A full day conference curated by CMU at The Great Escape putting the spotlight on music education in 2020
Music educators and music employers will again come together to discuss how music education, the music industry and the music community at large can better support early-career artists and musicians. This day will be based around the new ‘Pathways Into Music’ book from CMU, which is being published chapter-by-chapter online before being presented as one publication at TGE. Mapping music careers, music education and local music industries, we will ask: how are you supporting future music talent?
Confirmed speakers include…
DARREN HEMMINGS Managing Director, Motive Unknown
ERIKA THOMAS Founder & CEO, Watermelon Agency
FIONA MCAULAY Head Of Digital (UK Music), YMU
JULIAN DEANE Managing Director, Raygun
MARK LIPPMAN Founder & CEO, Scruff Of The Neck
MEGAN LAWRENSON Senior Promoter, Hot Vox
VICK BAIN MD, vbain consulting
with many more to be announced soon!
CMU+TGE Music Education Conference: Section By Section
The day breaks down into four main sections, each including a speed briefing from CMU plus interviews, case studies and lively debate. The key sections are as follows…

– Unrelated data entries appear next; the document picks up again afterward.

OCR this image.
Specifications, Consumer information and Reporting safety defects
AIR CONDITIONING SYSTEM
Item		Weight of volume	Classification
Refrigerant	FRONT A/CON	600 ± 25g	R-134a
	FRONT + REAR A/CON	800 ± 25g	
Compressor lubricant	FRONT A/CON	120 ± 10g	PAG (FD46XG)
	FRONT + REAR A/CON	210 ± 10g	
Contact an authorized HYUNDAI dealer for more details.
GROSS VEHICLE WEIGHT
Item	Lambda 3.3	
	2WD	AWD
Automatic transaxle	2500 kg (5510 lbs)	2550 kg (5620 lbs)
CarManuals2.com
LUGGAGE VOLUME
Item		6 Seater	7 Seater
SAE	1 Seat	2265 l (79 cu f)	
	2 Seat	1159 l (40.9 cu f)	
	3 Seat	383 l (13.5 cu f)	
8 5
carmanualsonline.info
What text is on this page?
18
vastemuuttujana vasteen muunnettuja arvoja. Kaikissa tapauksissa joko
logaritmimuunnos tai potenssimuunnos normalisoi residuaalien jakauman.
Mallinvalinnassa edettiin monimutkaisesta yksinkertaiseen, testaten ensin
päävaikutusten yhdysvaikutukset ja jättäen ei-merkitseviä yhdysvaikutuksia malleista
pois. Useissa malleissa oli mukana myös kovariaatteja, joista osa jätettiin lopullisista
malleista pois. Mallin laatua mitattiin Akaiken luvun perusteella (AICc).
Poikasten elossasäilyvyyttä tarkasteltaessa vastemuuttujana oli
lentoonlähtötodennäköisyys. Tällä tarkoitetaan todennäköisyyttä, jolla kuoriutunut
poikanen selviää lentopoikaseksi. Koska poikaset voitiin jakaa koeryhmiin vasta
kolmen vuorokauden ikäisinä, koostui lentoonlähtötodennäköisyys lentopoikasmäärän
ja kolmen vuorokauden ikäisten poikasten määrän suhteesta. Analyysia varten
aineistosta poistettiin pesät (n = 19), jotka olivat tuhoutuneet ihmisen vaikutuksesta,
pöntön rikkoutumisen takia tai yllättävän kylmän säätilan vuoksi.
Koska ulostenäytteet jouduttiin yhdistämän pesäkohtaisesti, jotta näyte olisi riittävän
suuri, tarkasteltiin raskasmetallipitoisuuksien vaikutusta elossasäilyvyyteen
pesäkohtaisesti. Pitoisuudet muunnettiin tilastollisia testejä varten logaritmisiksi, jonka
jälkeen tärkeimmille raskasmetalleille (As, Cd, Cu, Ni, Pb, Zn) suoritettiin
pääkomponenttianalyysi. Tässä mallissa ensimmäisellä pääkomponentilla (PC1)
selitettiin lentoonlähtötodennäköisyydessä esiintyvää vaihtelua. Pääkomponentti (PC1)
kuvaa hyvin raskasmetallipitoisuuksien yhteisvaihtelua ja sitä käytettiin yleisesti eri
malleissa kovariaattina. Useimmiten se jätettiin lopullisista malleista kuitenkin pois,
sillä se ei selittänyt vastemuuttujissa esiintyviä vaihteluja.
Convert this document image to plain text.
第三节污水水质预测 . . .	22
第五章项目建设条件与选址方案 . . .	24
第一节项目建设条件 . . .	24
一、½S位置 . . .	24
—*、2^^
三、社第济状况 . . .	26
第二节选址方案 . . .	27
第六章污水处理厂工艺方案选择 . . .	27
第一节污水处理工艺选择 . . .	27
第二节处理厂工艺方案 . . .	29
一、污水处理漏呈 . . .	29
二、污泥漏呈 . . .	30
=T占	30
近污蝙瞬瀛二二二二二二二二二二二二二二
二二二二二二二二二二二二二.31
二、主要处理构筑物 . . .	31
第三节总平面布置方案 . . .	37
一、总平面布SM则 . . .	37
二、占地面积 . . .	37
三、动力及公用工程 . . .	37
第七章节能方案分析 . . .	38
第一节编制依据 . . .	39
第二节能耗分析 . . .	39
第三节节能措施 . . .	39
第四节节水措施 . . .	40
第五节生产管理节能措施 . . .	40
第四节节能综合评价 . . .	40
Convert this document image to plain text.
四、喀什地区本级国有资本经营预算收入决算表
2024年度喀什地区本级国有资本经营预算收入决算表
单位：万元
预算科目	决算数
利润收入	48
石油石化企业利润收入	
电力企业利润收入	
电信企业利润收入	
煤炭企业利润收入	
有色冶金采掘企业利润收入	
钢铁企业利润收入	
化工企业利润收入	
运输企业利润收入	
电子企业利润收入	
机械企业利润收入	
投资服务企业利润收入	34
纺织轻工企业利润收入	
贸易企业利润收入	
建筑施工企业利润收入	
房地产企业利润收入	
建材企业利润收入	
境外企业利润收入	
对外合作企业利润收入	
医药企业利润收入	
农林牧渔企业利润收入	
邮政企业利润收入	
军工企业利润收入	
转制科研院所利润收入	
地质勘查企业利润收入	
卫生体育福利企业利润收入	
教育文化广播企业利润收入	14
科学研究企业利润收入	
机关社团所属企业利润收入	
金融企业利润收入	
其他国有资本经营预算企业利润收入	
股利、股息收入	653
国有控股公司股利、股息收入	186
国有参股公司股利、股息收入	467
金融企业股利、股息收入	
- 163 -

01: SUPPORTING MUSIC-MAKERS IN THE DIY PHASE
CMU’s Pathways Into Music project has split the career of a frontline artist into ten steps – from hobbyist to headliner. The first three steps make up the DIY Phase, when music-makers rely heavily on educators and educational organisations for support.
But what support do they need? What advice, information and resources would remove the barriers and help music-makers progress? To find out, we ask those currently working their way through the DIY Phase what they want, and those now in steps four and five what they wish they’d known five years ago.
02: WHAT DO WE MEAN BY CREATIVE ENTREPRENEURSHIP?
CMU’s Pathways Into Music book calls for creative entrepreneurship to become part of music education, to better equip young people for careers in music, on or off stage.
But what do we mean by creative entrepreneurship? How can young music-makers grow their own artist businesses, or set up new music companies, or embark on a portfolio career in music? We ask creative entrepreneurs – and experts in fanbase building and industry networking – what skills and knowledge we should be adding to the curriculum.
03: WHEN EDUCATION AND INDUSTRY COLLABORATE
The Music Education Conference is all about what can be achieved when music educators and the music industry collaborate. We put the spotlight on a number of collaborations of this kind, a diverse mix of projects involving different age groups and genres. How did these projects come together? Who paid for them? What did they achieve? And what did the people behind these ventures learn from the experience?
04: WHAT IF WE COULD START THE MUSIC CURRICULUM FROM SCRATCH?
There has been plenty of discussion about how music could be better taught in schools and how we might go about encouraging and enabling reform.
But what if we could start the whole thing from scratch? What kind of music curriculum would you write if you were starting with a blank page? We put that question to leading music-makers and industry executives.